The SARS epidemic continues to spread. Over the past few weeks, all our worries about community transmission have been confirmed by the sealing off and disinfection of the Huachang apartment complex. In fact, from the appearance of the epidemic until today, the general direction of the prevention effort has been toward an intense focus on medical treatment and individual patients.
Both governmental and non-governmental organizations have explained the symptoms of SARS through various media. They have also emphasized the importance of wearing face masks and washing your hands. If we want to be able to stop the spread of SARS, however, the discourse and the direction of preventive measures must also take the social aspect into consideration.
Preventive measures based on societal security are built on the concepts that there will be no individual safety without social safety and that helping others means helping oneself. This is a concept that involves not just morals and feelings. All circles of society should display love for our compatriots and care for those infected by SARS or those under home quarantine. The kind of societal security that would prevent the spread of the epidemic would have to be built not only on the individual conduct of each of us, but also on collective action.
Let's use those in home quarantine as an example. Over the past few days, we have seen several examples in the media of people violating their home quarantine. The government can issue steep fines, but if those under home quarantine do not get appropriate assistance and support, it will be difficult to implement these measures successfully.
This isn't a question of whether those under home quarantine are willing to follow regulations, but rather of whether they can be given sufficient support to allow them to sit out their quarantine. Society cannot simply put them under the surveillance of regular or military police and cold electronic monitoring equipment. They need extensive social support as well as a kind and unprejudiced environment. In such a situation, though it is the government's responsibility to allocate resources and build a support system, society's self-organizational abilities are also crucial.
Community epidemic prevention is not only a medical concept. It also means to advocate the necessity of community mobilization for successful epidemic prevention. At the same time, communities are not restricted to traditionally recognized neighborhoods, boroughs or communities. The community is a social network and a psychological concept that includes relatives, friends, charity organizations and community movements and associations.
The main point isn't only that we all should disinfect our home environment, but rather that we should become organizers, mobilizers or participants within our individual social network to participate in the building of societal security. We should be aware of the implication that every time quarantine is successful, fewer people need to be placed under quarantine, and that we will all be safer when the epidemic is under control.
Given these considerations, there are many substantive things that can be done. For example, associations and departments specializing in psychology or social work could set up telephone hot lines providing consultation services. Volunteer associations or retail businesses could provide various services such as purchasing groceries or doing tax declarations.
Education-reform associations could design home education programs, develop games or provide books, videos and VCRs for quarantined children to help them while away the boredom of home quarantine. Companies and different charities could start donation campaigns to subsidize the daily lives of middle- and low-income households under quarantine to increase the resources and incentives for them to complete their quarantine period.

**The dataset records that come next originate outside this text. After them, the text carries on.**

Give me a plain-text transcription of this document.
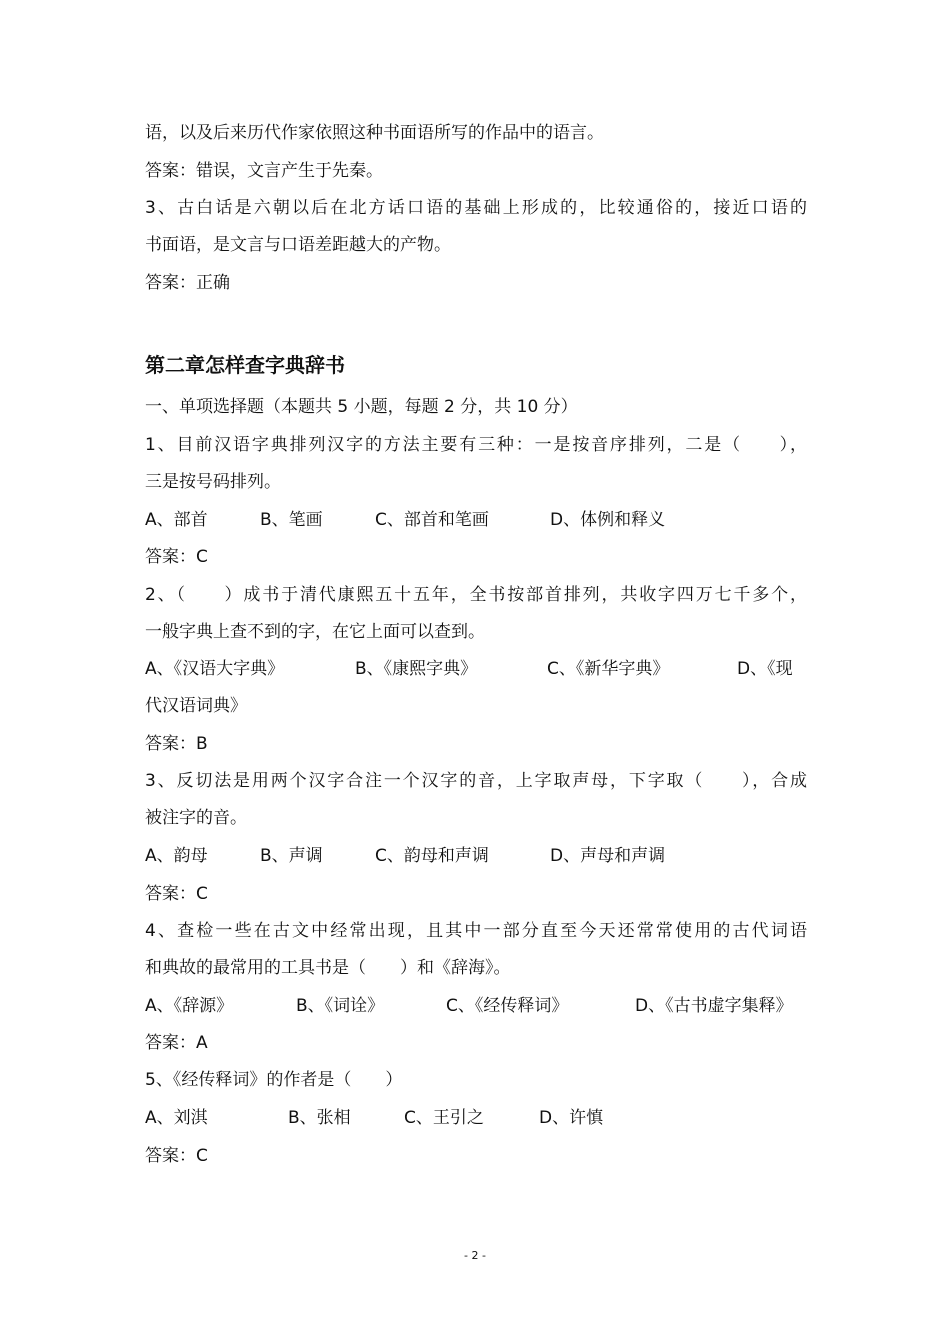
语，以及后来历代作家依照这种书面语所写的作品中的语言。
答案：错误，文言产生于先秦。
3、古白话是六朝以后在北方话口语的基础上形成的，比较通俗的，接近口语的
书面语，是文言与口语差距越大的产物。
答案：正确
第二章怎样查字典辞书
一、单项选择题（本题共 5 小题，每题 2 分，共 10 分）
1、目前汉语字典排列汉字的方法主要有三种：一是按音序排列，二是（　　），
三是按号码排列。
A、部首	B、笔画	C、部首和笔画	D、体例和释义
答案：C
2、（　　）成书于清代康熙五十五年，全书按部首排列，共收字四万七千多个，
一般字典上查不到的字，在它上面可以查到。
A、《汉语大字典》	B、《康熙字典》	C、《新华字典》	D、《现
代汉语词典》
答案：B
3、反切法是用两个汉字合注一个汉字的音，上字取声母，下字取（　　），合成
被注字的音。
A、韵母	B、声调	C、韵母和声调	D、声母和声调
答案：C
4、查检一些在古文中经常出现，且其中一部分直至今天还常常使用的古代词语
和典故的最常用的工具书是（　　）和《辞海》。
A、《辞源》	B、《词诠》	C、《经传释词》	D、《古书虚字集释》
答案：A
5、《经传释词》的作者是（　　）
A、刘淇	B、张相	C、王引之	D、许慎
答案：C
- 2 -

In the SARS epidemic, the societal security concept also includes the consideration of medical resources. These resources are limited and, in addition to differences in the immune systems of individual patients, the question of whether patients will recover is closely connected to the question of whether there are sufficient medical resources. If prevention measures fall short, we will face a problem of too few medical resources.
Here, medical resources do of course not only include hardware resources such as immunoglobulin or the number of isolation wards. They also include the number of medical staff capable of treating SARS patients.
Similarly, if medical staff are not given sufficient support and encouragement, we will soon see the same wave of resignations among doctors and nurses in other areas that we saw in Hoping hospital. This would also contribute to a shortage of medical resources. The SARS threat experienced by society as a whole will increase proportionately to the shortage of medical resources.
The SARS epidemic is still expanding. Regardless of where the responsibility for neglect lies, one obvious fact is that, prior to the mass infection at Hoping Hospital, society as a whole was psychologically and institutionally unprepared for the impact of SARS. Now is the time for each of us to participate in the building of a societal security network.
Huang Chang-ling is an assistant professor in the Graduate School of Political Science at National Taiwan University. Chen Ming-chi is an assistant professor in the department of sociology at National Taipei University.